Training consists of both images and video data, the latter of which gets synthesized into individual frames. For instance, detecting a leak in a pipe may not be possible by looking at a static frame. It may be necessary to see the sequence of a water droplet falling from a location in a pipe, something only detectable by video data, explains Bruce. Base models train on anywhere from 10,000 images to several million. During the calibration period, Vinsa generally looks for 2,000 to 3,000 examples of customer data to establish a baseline.

Processing can be done in three different modes, including edge processing, where all inference and models run on Spot on an onboard GPU. The system also supports on-premise processing, where Spot streams digital data back to a central location for processing, and specific communication gets pushed back to Spot. Lastly, the system supports cloud processing, such as on a virtual private network on Amazon Web Services (AWS; Seattle, WA, USA; www.aws.amazon.com), for example.
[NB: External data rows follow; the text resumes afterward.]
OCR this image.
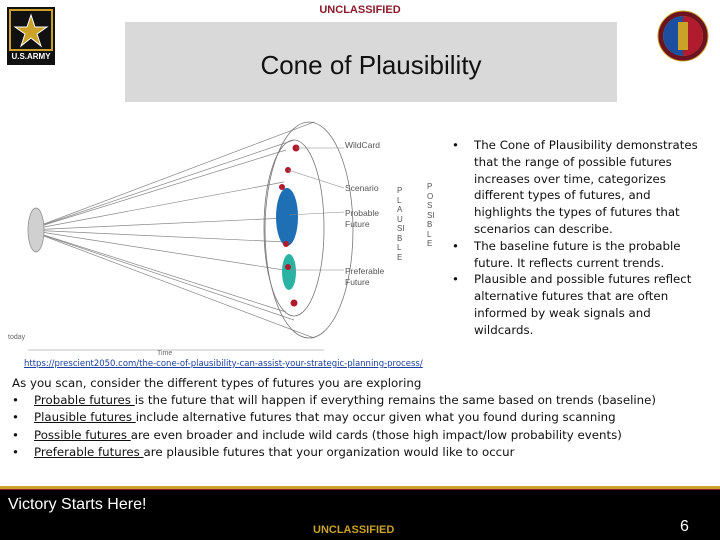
UNCLASSIFIED
U.S.ARMY	Cone of Plausibility
WildCard
Scenario
Probable
Future
Preferable
Future
PLAUSIBLE
POSSIBLE
today
Time
•	The Cone of Plausibility demonstrates that the range of possible futures increases over time, categorizes different types of futures, and highlights the types of futures that scenarios can describe.
•	The baseline future is the probable future. It reflects current trends.
•	Plausible and possible futures reflect alternative futures that are often informed by weak signals and wildcards.
https://prescient2050.com/the-cone-of-plausibility-can-assist-your-strategic-planning-process/
As you scan, consider the different types of futures you are exploring
•	Probable futures is the future that will happen if everything remains the same based on trends (baseline)
•	Plausible futures include alternative futures that may occur given what you found during scanning
•	Possible futures are even broader and include wild cards (those high impact/low probability events)
•	Preferable futures are plausible futures that your organization would like to occur
Victory Starts Here!
UNCLASSIFIED	6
Not only does this collaborative effort provide additional benefits for customers in terms of productivity, it also takes human workers out of harm’s way, such as sending people to do screenings in a nuclear facility, doing rounds inside a containment zone, or dealing with highly-pressurized equipment on an oil rig. In the last example, notes Bruce, the company must depressurize the equipment and shut down operations to make it safe enough for humans to go in.

“Not only are there the soft savings of not putting people into dangerous scenarios, but also the hard savings of being able to inspect equipment that is in full operation without having to shut down. This results in higher uptime, productivity levels, and efficiency.”